Vor uns lag eine ruhige Seitengasse, in der die eng aneinander stehenden Häuser gespenstisch durch die hektisch blinkenden Blaulichter der Einsatzfahrzeuge beleuchtet wurden. Einige Schaulustige hatten sich bereits an der Polizeiabsperrung eingefunden und versuchten ein paar neugierige Blicke auf die vielen Polizisten zu erhaschen. Aber die Kontrollpunkte waren klug gewählt und ließen keinerlei Schlüsse darauf zu, was in diesem ruhigen Stadtteil passiert sein mochte. Steinmann hatte das Gebiet weitläufig absperren und ein enormes Polizeiaufgebot auffahren lassen. Mir wurde etwas flau im Magen. Steinmann war ein sehr besonnener Mann. Er würde niemals mit einer so großen Aktion die Aufmerksamkeit der Bevölkerung auf einen Tatort lenken, es sei denn, er war an einer wirklich großen Sache dran.

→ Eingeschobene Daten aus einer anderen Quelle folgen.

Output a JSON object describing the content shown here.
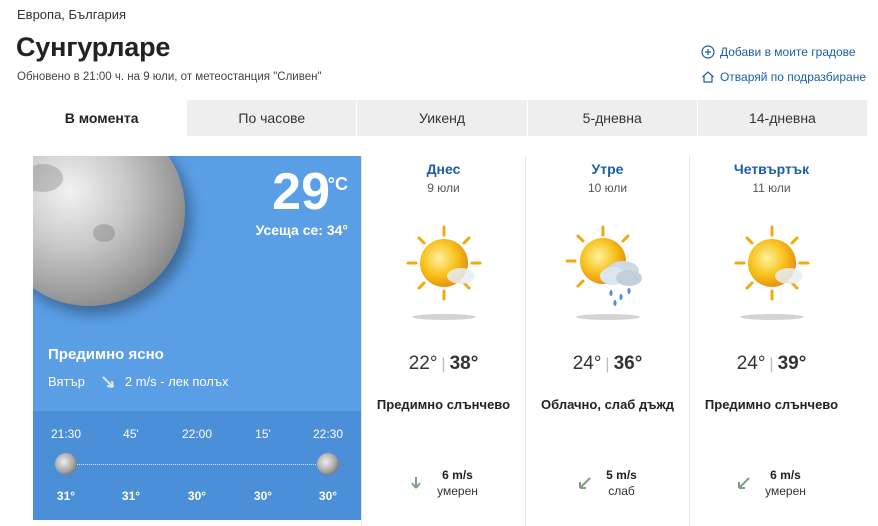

Zu diesem Zeitpunkt sollte ich noch nicht wissen, wie Recht ich mit dieser Einschätzung haben sollte. Genauso wenig war mir bewusst, dass dieser Moment der erste Tag vom Ende meines behüteten und glücklichen Lebens sein sollte. Doch ich hatte bereits den ersten Schritt auf einem Weg getan, an dessen Ende meine Frau sterben sollte.